The trick here is to make the right investments in new data architectures and rigorous data governance methods that maintain a common definition and source of quality data on an ongoing basis. Maintaining some order around your data will greatly simplify the building of analytic models for business value.
Build The Models
Analytic modeling is the practice of applying data science to a company’s data to meet the needs of the business case. No matter if the model in question is exploratory, optimizing or predictive, all models must have a documented business value, end user(s) and tight management to ensure a “single source of truth” for a given model.

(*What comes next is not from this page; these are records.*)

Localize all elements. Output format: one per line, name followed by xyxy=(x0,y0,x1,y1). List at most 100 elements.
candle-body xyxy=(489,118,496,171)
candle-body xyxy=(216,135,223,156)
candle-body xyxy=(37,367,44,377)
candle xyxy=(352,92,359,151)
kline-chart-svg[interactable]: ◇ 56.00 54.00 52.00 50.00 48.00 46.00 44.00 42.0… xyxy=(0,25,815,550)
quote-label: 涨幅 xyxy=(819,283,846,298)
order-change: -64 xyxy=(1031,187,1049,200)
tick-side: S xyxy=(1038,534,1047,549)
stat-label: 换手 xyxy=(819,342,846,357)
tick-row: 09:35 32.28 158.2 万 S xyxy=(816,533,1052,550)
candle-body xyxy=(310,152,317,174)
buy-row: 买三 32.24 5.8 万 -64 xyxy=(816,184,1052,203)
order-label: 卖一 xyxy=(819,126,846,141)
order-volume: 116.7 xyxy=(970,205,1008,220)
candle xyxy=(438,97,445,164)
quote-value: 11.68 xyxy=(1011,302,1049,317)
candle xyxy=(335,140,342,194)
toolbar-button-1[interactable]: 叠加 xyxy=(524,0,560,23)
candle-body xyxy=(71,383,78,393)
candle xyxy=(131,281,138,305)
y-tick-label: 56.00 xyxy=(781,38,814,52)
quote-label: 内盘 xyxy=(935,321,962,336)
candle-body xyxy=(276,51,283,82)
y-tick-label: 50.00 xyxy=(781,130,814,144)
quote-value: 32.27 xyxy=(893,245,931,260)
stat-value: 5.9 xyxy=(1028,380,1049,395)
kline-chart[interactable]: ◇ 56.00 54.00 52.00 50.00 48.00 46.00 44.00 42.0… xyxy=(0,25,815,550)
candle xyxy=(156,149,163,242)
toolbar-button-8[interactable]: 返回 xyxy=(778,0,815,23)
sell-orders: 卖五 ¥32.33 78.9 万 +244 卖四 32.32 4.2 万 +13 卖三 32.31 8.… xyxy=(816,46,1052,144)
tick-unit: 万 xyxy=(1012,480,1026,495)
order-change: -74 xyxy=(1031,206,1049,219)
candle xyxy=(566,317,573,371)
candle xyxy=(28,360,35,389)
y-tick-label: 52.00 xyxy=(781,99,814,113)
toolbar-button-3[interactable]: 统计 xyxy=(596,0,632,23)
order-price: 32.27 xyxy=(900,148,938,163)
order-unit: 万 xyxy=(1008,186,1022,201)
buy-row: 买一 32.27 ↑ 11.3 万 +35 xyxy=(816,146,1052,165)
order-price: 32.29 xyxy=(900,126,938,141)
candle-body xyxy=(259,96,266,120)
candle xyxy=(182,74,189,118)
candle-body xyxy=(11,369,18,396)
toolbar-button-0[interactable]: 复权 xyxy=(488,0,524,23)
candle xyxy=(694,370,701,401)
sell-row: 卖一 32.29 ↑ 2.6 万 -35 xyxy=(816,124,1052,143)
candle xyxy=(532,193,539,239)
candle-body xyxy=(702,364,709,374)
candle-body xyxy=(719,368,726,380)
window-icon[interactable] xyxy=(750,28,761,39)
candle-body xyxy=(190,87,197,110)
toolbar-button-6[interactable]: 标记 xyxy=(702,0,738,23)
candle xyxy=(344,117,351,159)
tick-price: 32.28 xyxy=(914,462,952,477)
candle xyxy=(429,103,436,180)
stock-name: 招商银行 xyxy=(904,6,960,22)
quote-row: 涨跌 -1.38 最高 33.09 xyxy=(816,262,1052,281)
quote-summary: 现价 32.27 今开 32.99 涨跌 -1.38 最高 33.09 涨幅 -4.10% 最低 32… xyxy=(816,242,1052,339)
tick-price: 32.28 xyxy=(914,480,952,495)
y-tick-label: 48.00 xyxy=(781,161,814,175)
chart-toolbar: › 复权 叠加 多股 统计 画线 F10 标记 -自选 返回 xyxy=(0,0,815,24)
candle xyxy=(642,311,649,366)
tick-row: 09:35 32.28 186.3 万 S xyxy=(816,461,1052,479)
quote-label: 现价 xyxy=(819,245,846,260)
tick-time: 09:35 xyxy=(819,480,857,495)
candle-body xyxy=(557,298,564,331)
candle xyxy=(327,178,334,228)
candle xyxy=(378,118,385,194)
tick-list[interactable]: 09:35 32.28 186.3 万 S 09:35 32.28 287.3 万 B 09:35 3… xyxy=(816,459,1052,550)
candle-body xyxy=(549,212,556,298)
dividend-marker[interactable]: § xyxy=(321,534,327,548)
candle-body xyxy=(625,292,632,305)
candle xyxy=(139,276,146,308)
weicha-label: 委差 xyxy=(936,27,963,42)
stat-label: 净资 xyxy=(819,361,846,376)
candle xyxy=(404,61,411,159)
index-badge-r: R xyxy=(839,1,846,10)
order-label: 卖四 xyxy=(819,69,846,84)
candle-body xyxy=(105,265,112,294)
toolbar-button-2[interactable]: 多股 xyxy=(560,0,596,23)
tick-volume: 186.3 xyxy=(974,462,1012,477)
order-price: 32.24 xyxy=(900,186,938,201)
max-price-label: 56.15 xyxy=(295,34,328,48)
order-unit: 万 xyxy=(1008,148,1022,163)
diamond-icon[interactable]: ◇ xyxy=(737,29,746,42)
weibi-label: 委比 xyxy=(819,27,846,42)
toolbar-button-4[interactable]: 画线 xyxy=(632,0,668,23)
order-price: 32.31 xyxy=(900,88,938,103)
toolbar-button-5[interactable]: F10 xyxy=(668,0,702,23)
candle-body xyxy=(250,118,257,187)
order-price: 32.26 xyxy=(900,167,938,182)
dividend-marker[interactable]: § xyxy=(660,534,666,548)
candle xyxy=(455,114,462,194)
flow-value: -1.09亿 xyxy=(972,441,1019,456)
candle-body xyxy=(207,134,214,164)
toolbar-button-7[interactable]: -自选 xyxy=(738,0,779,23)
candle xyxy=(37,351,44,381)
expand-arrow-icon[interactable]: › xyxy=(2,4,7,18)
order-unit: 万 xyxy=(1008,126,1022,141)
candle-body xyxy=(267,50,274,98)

As your big data strategy grows, matures and creates value, you may have opportunity to join analytic models across different functions of the business. For example, a model that optimizes materials procurement could be linked to a model that predicts manufacturing throughput. Of course, this approach depends on an agile system of model management to provide consistent insights to your user base through Big Data applications.
Deploy the Tools
The best data and most elegant analytic models in the world are worthless if their target users don’t use them. The presentation of business insights derived from analytic models must be easily accessible, easy to use, embedded in target users’ daily workflow and focused on effective business decisions.
So, the effective development and maintenance of big data applications depends on a lean and agile approach to managing product roadmaps. Organizations must strive to deliver only the insights needed to target users when they are needed. Iteratively deploying and enhancing big data applications should help prevent application bloat as well as keep end users engaged.
Big data is more than a trendy buzzword. It encompasses data sources, technologies, best practices and a culture that marshals data assets for maximum business advantage. Organizations considering a Big data strategy should think clearly about the business case for their particular industry and corporate culture. Then, with a governance framework in place, companies can organize their data for modeling, analysis and distribution to their target users at the right time and place.
In this way, a big data strategy turns a company’s data into a strategic asset that generates business value.